Those of us growing up in the card-playing era of Bridge and Pinochle really understand the value of trump cards. These cards rule in other words they have the most value. To be successful at these cards games you must not only having trump cards but also knowing how to play them. I see the same connection with the ingredients that make for successful students learning in our classrooms. Most of us as parents and educators would agree that planning, curriculum, data, organization, and relationships are essential elements successful teachers use to assist students with their learning. As an educator, my mantra over the years has been that to maximize our effectiveness as teachers we must make connections and build relationships with our students. As a principal, my charge to teachers was to have their students tightly bonded as a family unit by the end of the first three weeks of school. It is so affirming when one’s belief is validated by others and especially in this day and age of research based demands. Valerie Strauss of the Washington Post offers a new report from the Consortium on Chicago School Research at the University of Chicago giving key findings on the value of relationships in school. Others in education feel the same. Salman Khan on the Forbes Names You Need to Know: Khan Academy video has this quote, “Internet-based video lessons are great to help ….., but it takes a relationship with a real teacher to educate deeply.” This is why I believe the relationships you build with your students to be the number one factor in their successful learning while in your classroom. I observe most schools today living in a data driven mode. What do you think will promote the following: a warm, supportive classroom climate; students taking responsibility for their own learning; an environment where students feel safe, take risks, and make mistakes; a place where play in valued; honesty and openness is observed between students and teacher; and most importantly students that are happy and enjoy coming to school; data or relationships? The answer comes to me loud and clear: RELATIONSHIPS!
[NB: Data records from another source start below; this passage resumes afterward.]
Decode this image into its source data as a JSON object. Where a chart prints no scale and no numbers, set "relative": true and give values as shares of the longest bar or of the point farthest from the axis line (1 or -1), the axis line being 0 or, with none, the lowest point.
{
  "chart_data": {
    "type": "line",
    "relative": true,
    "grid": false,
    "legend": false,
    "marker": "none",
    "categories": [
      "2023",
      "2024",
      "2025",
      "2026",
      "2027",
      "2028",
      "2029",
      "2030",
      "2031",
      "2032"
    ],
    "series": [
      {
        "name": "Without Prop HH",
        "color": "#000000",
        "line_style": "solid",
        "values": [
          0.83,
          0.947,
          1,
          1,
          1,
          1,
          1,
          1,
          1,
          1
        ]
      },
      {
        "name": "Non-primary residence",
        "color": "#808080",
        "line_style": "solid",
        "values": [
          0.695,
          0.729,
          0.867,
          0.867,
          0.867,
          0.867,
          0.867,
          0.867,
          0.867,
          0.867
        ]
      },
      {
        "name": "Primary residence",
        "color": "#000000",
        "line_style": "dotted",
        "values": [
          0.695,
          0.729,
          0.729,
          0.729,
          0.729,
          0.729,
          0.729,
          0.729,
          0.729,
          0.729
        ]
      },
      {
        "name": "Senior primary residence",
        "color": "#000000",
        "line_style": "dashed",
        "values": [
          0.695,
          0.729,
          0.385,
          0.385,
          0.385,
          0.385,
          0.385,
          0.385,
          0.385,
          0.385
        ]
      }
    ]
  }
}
How would you rate relationships on your value scale? I look forward to your comments.
To help with building relationships @tombarrett offers this google doc: “20 Interesting Ways to Get to Know Your New Class”.
PS: As I am finishing this post on relationships, what should appear in my google reader? Mrs. Ripp aka @4thGrdTeach posting this: “Kids Shouldn’t Feel Like Tourists: How Every Classroom Should Be a Tribe”. This feels, smells, and taste like relationships to me. What is your take?